The Polish government tiptoeing around its own proposal to put boots on the ground in Ukraine is as good an indication as any that the policy is ill-considered. Sending peacekeepers to Ukraine may not violate international law, but if nothing else, Putin’s unprovoked aggression against a sovereign state has demonstrated that he is far beyond the constraints of law and public censure. Whether NATO leaders like it or not, they must contend with the reality of Russian power and weigh their options to help Ukraine against the risks of escalation.

Targeting NATO troops on Ukrainian soil, especially without U.S. participation, would present Putin with an all too convenient opportunity to test the unity of the alliance under the most favorable circumstances, outside of NATO territory. Putin might choose to respond asymmetrically, for example by punishing Poland with a debilitating cyberattack for “instigating” the intervention.

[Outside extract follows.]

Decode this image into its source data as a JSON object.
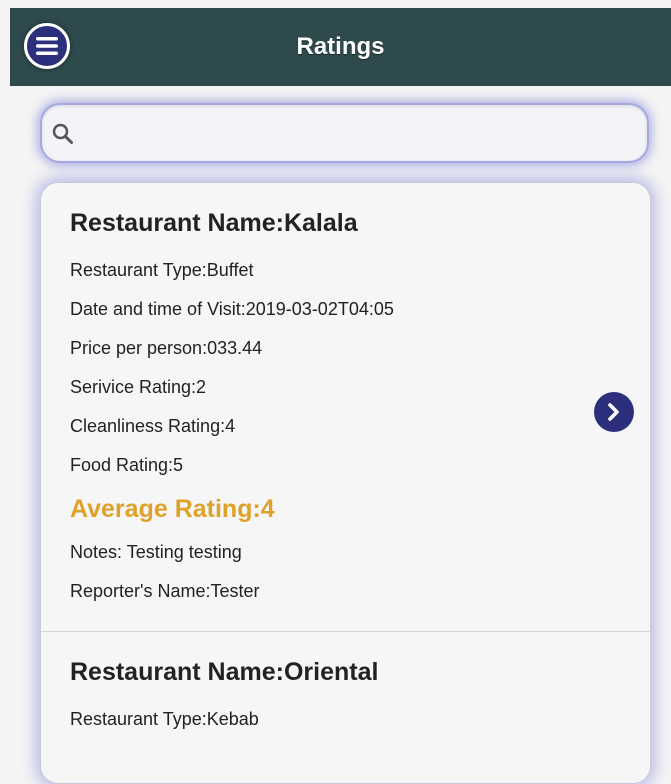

NATO leaders would then face irresistible pressure to show resolve and respond in kind. In the fog of war, Russian troops could accidentally fire on NATO peacekeepers or vice versa, setting in motion a chain reaction that could escalate the proxy war in Ukraine into a standoff between two nuclear superpowers that neither one wanted or foresaw. With risks of escalation so high, NATO must guard its red lines jealously while resisting the temptation to probe for Russia’s.    

Still, the mounting humanitarian crisis calls for intra-alliance solidarity. Poland has already taken in 2 million Ukrainian refugees, amounting to more than 5 percent of the entire Polish population. In addition to arming Ukraine to improve its fighting prospects, NATO working in concert with the European Union should ease the burden on frontline states like Poland, Romania, and Moldova by assisting Ukrainian refugees. But for as long as the war rages on, avenues for humanitarian relief inside Ukraine are limited. Ensuring that NATO does not get involved in the conflict and supporting Ukraine’s peace talks with Russia should thus remain NATO’s overriding objective. 

Jan Gerber is a Research Associate at Defense Priorities.